Calibration of CAMS PM2.5 data over Hungary: a machine learning approach

Abstract

Abstract Air pollution is a major environmental problem, and reliable monitoring of particulate matter (PM) concentrations is critical for assessing its impact on human health and the environment. The Copernicus Atmosphere Monitoring Service (CAMS) offers vital data on PM2.5 concentrations by applying a worldwide modelling system. This study compares in situ PM2.5 measurements and raw CAMS data at 0.1° × 0.1° resolutions for 2019 and 2020 in Hungary. It proposes a calibration method to improve the accuracy of CAMS PM2.5 data at the scale of air monitoring stations. In the study, the accuracy of the raw CAMS PM2.5 data is assessed based on the chosen air quality stations. Then, to improve the precision, we employed machine learning algorithms (LightGBM, Random Forest (RF), and Multiple Linear Regression (MLR)) for calibration.

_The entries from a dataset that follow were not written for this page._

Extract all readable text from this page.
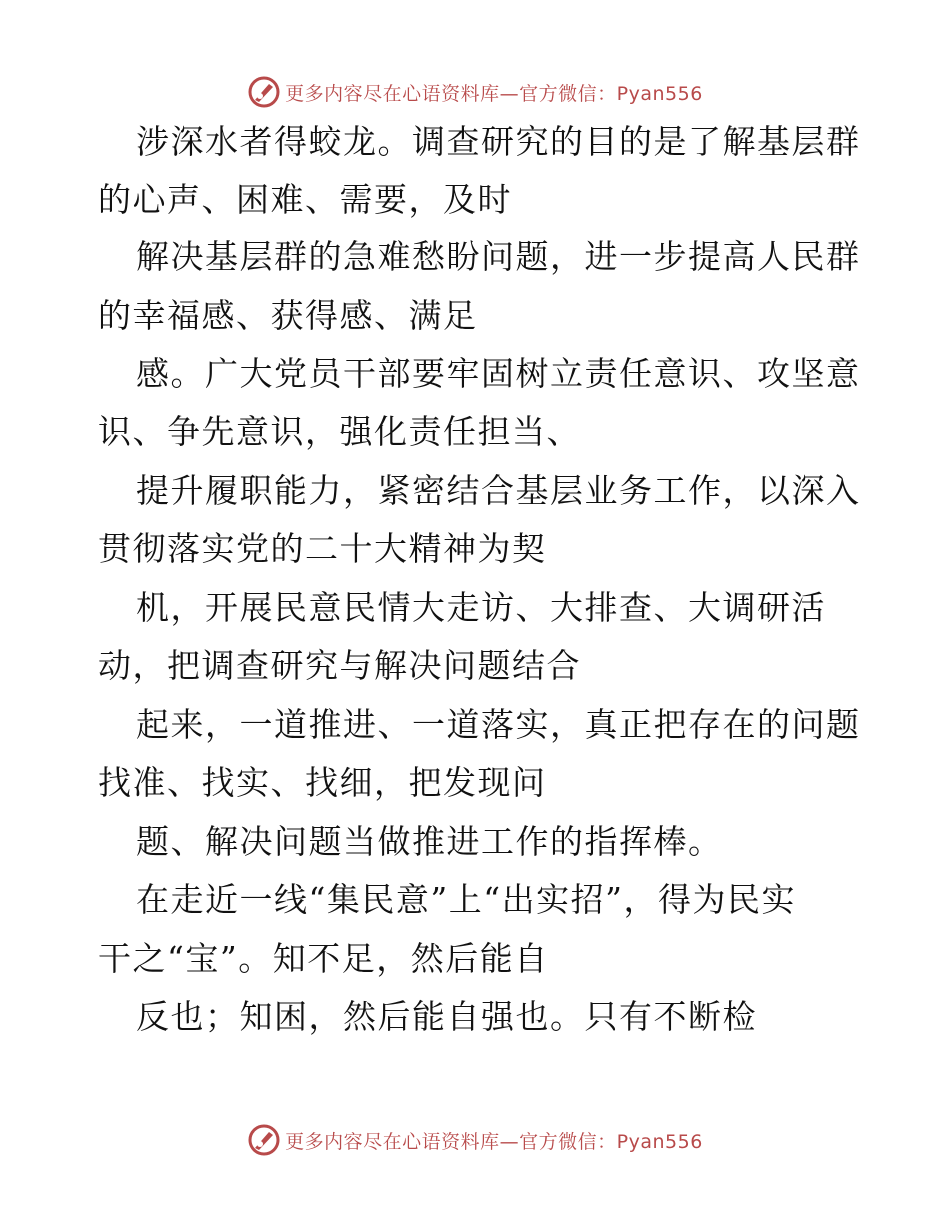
更多内容尽在心语资料库—官方微信：Pyan556
涉深水者得蛟龙。调查研究的目的是了解基层群
的心声、困难、需要，及时
解决基层群的急难愁盼问题，进一步提高人民群
的幸福感、获得感、满足
感。广大党员干部要牢固树立责任意识、攻坚意
识、争先意识，强化责任担当、
提升履职能力，紧密结合基层业务工作，以深入
贯彻落实党的二十大精神为契
机，开展民意民情大走访、大排查、大调研活
动，把调查研究与解决问题结合
起来，一道推进、一道落实，真正把存在的问题
找准、找实、找细，把发现问
题、解决问题当做推进工作的指挥棒。
在走近一线“集民意”上“出实招”，得为民实
干之“宝”。知不足，然后能自
反也；知困，然后能自强也。只有不断检
更多内容尽在心语资料库—官方微信：Pyan556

Initial assessment of the raw CAMS PM2.5 data showed positive hourly Spearman correlation coefficient values (SR between 0.64 and 0.87 for the 14 air quality stations used), indicating a positive relationship between the datasets but a systemic underestimation. Our findings highlight LightGBM as the most effective method, consistently demonstrating elevated correlation SR and coefficient of determination R2 values reaching up to 0.95 and 0.93, respectively, and very good RSR (Root mean square error ratio) and NSE (Nash-Sutcliffe Efficiency) values (lower than 0.5 and higher than 0.75 for RSR and NSE, respectively). In contrast, RF yields mixed results, and MLR exhibits variable performance. By correcting underestimation and lowering modelling biases, the calibrated PM2.5 data better matches ground-based observations, which can be promising for using the obtained model for accurate estimation at individual air monitoring stations.